Simbol Ketuhanan yang Esa
Surah Al-Ikhlas, yang berarti "Memurnikan Kepercayaan," adalah salah satu surah terpendek namun memiliki kedudukan yang sangat agung dalam Al-Qur'an. Rasulullah ﷺ pernah bersabda bahwa membacanya setara dengan sepertiga Al-Qur'an karena inti dari seluruh ajaran Islam—yaitu tauhid (mengesakan Allah)—terkandung di dalamnya secara padat.
Ketika kita diminta untuk tuliskan surah al ikhlas ayat pertama, kita merujuk langsung pada pondasi aqidah seorang Muslim. Ayat ini memulai penegasan tentang hakikat Dzat Allah SWT yang Maha Esa dan tidak bergantung pada siapapun.
Qul Huwal-Lāhu Aḥad
Katakanlah: "Dialah Allah, Yang Maha Esa (Ahad)."
Ayat pertama ini, "Qul Huwal-Lāhu Aḥad," adalah perintah langsung dari Allah SWT kepada Nabi Muhammad ﷺ untuk menyampaikan kepada seluruh umat manusia tentang hakikat Tuhan mereka. Kata kunci utama di sini adalah "Ahad" (الأَحَد).
Kata 'Ahad' memiliki makna yang lebih mendalam daripada sekadar 'Wahid' (satu). 'Wahid' berarti satu secara hitungan, namun masih memungkinkan adanya yang kedua. Sementara 'Ahad' berarti Tunggal, Esa, yang mutlak tidak terbagi, tidak bersekutu, dan tidak ada yang sebanding dengannya. Ayat ini menolak segala bentuk kesyirikan atau penyekutuan dalam bentuk apapun.

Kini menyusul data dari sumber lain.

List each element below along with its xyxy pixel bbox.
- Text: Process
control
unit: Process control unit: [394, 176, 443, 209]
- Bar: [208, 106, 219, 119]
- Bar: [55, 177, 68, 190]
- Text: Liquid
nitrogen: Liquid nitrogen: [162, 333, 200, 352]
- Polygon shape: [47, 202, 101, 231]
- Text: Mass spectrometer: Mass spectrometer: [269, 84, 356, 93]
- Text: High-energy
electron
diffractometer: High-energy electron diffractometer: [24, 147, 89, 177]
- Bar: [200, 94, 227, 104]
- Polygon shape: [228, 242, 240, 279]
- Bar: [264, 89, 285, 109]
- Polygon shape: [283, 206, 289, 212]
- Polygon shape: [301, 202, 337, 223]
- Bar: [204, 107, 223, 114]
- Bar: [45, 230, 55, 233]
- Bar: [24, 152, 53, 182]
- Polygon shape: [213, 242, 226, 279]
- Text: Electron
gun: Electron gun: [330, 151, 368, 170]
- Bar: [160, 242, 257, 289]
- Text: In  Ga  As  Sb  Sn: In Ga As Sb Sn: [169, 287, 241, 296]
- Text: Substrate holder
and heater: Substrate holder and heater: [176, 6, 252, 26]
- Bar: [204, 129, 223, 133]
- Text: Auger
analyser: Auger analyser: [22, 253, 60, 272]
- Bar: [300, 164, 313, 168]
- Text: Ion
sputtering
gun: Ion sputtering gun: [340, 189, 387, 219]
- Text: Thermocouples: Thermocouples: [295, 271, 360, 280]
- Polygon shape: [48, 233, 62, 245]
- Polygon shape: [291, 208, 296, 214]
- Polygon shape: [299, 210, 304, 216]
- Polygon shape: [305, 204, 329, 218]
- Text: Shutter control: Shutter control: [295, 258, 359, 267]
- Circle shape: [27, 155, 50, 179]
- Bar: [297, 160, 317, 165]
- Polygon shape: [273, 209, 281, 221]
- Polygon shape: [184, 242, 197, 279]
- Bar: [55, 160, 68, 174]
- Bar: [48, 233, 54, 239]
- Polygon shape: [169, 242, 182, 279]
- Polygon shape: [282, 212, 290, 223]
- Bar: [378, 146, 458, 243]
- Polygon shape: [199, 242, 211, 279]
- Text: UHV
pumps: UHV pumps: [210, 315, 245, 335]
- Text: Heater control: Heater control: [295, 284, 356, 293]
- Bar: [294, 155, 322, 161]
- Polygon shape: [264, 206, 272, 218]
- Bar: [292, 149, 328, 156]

Ketika kita merenungkan ayat ini, kita menyadari bahwa konsep ketuhanan yang dibawa Islam adalah tauhid murni. Allah adalah satu-satunya yang berhak disembah. Keesaan-Nya adalah keesaan yang absolut. Ayat ini menjadi benteng akidah yang kokoh, membedakan keyakinan Islam dari politeisme atau konsep trinitas.
Meskipun surah ini memiliki makna yang universal, beberapa riwayat menyebutkan bahwa turunnya surah Al-Ikhlas adalah sebagai jawaban atas pertanyaan orang-orang musyrik Mekah atau Yahudi Madinah yang meminta Nabi Muhammad ﷺ untuk menjelaskan tentang Tuhan yang beliau sembah. Mereka ingin tahu nasab (garis keturunan) dan wujud Tuhan tersebut.
Allah SWT mewahyukan surah ini sebagai jawaban yang paripurna. Ayat pertama (Qul Huwal-Lāhu Aḥad) langsung menjawab pertanyaan mengenai keesaan-Nya. Ia tidak membutuhkan orang tua, keturunan, atau persekutuan apa pun, karena keberadaan-Nya melampaui batasan-batasan yang diciptakan.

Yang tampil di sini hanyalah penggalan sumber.